"The comedy of man survives the tragedy of man."
G.K. Chesterton (I could include many, many quotes from Chesterton, but I'll point you here instead)

"Whenever you find yourself on the side of the majority, it is time to pause and reflect.”
Mark Twain

"The issue which has swept down the centuries and which will have to be fought sooner or later is the people versus the banks.”
Lord Acton

"A writer who says there are no truths, or that all truth is merely 'relative', is asking you not to believe him. So don't."
Roger Scruton

"Bad terminology is the enemy of good thinking."
Warren Buffett (2001 Chairmans Letter)

"Only a very shallow person does not judge by appearances."
Oscar Wilde

"The enemy of art is the absence of limitations."
George Orson Welles

"All of us are ignorant, if not misinformed, on vast numbers of things. What makes experts different is that they dare not admit it. That is also what makes experts dangerous."
Thomas Sowell

"If you leave a bunch of eleven year olds to their own devices, they'll usually create a Lord of the Flies world. Like a lot of American kids, I read this book in school. Presumably it was not a coincidence. Presumably someone wanted to point out to us that we were savages, and that we had made ourselves a cruel and stupid world. This was too subtle for me. While the book seemed entirely believable, I didn't get the additional message. I wish they had just told us outright that we were savages and our world was stupid."
Paul Graham (Author of "On Lisp")

"The trouble with you, Spode, is that just because you have succeeded in inducing a handful of half-wits to disfigure the London scene by going about in black shorts, you think you're someone. You hear them shouting, 'Heil, Spode!' and you imagine it is the Voice of the People. That is where you make your bloomer. What the Voice of the People is saying is: 'Look at that frightful ass Spode swanking about in footer bags! Did you ever in your puff see such a perfect perisher?'"
P.G. Wodehouse

"I like a man who grins when he fights."
Winston Churchill

"It is by now only too obvious how dearly mankind has paid for the fact that we have all throughout the ages preferred to censure, denounce and hate others, instead of censuring, denouncing and hating ourselves. But obvious though it may be, we are even now, with the 20th century on its way out, reluctant to recognize that the universal dividing line between good and evil runs not between countries, not between nations, not between parties, not between classes, not even between good and bad men: the dividing line cuts across nations and parties, shifting constantly, yielding now to the pressure of light, now to the pressure of darkness. It divides the heart of every man, and there too it is not a ditch dug once and for all, but fluctuates with the passage of time and according to a man's behavior."
Alexander Solzhenitsyn (Repentance and Self-Limitation in the Life of Nations)

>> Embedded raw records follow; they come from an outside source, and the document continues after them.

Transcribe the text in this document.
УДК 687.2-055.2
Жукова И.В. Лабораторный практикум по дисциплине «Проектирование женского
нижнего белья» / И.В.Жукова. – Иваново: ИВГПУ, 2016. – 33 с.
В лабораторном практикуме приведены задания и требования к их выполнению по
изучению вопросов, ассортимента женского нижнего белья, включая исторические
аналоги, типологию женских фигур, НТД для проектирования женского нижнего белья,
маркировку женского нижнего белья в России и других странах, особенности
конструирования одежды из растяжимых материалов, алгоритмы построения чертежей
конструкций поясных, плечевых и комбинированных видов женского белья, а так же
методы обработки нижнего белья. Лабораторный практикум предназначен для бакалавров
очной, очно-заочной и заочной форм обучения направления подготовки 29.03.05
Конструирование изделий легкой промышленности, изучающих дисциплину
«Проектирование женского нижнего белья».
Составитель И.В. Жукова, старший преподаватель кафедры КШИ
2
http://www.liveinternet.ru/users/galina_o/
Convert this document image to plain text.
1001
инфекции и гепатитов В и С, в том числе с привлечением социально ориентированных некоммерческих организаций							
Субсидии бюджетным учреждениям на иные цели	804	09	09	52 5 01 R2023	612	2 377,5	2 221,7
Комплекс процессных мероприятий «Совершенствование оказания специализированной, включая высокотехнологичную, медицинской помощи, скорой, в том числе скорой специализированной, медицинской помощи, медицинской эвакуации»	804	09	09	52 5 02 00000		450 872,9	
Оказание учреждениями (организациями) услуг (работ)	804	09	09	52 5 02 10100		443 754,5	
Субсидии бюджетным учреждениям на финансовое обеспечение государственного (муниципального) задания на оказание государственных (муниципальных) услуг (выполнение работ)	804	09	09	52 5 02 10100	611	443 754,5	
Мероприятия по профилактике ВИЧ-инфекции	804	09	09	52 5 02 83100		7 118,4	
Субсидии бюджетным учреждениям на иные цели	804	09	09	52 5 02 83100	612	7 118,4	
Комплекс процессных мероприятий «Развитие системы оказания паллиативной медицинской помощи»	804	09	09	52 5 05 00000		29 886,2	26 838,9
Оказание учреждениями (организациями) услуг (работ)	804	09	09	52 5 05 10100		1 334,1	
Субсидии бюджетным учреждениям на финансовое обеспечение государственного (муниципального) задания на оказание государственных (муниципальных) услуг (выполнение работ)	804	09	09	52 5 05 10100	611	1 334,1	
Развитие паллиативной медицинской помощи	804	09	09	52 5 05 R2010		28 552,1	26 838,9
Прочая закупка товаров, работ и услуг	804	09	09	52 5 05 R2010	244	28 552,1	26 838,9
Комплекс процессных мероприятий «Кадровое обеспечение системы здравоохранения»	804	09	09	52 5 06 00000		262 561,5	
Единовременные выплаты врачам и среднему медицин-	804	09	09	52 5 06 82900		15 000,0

"Dixon, though on the whole glad at this escape, felt at the same time that the conversation would have been appropriately rounded off by Welch's death."
Kingsly Amis (Lucky Jim)

"Freud and Marx ... undermined the whole basis of Western European civilization as no avowedly insurrectionary movement ever has or could, by promoting the notion of determinism, in the one case in morals, in the other in history, thereby relieving individual men and women of all responsibility for their personal and collective behaviour.
Malcolm Muggeridge

"Oh, tell me, who was it first announced, who was it first proclaimed, that man only does nasty things because he does not know his own interests; and that if he were enlightened, if his eyes were opened to his real normal interests, man would at once cease to do nasty things, would at once become good and noble because, being enlightened and understanding his real advantage, he would see his own advantage in the good and nothing else, and we all know that not one man can, consciously, act against his own interests, consequently, so to say, through necessity, he would begin doing good? Oh, the babe! Oh, the pure, innocent child!"
Fyodor Dostoevsky (Notes From the Underground)

"XML is not the answer. It is not even the question. To paraphrase Jamie Zawinski on regular expressions, "Some people, when confronted with a problem, think “I know, I’ll use XML.” Now they have two problems.""
http://dirtsimple.org/

"Greek Tragedy is the tragedy of necessity; i.e., the feeling aroused in the spectator is 'What a pity it had to be this way.' Christian tragedy is the tragedy of possibility, 'What a pity it was this way when it might have been otherwise.'"
W.H. Auden

"It is impossible to design a system so perfect that no one needs to be good."
T.S. Eliot

"Today's art has given us nothing that bears the slightest resemblance to our own lives, touches our fears and cares, evokes our dreams, or gives hope in time of darkness. Today's art is no longer a part of life, no longer in the domain of the common man, no longer an enriching, ennobling and vital partner in the public pursuit of civilization, no longer the majestic presence in everyday life that it was in the past. It is not that the public has failed art; it is art which has failed the public."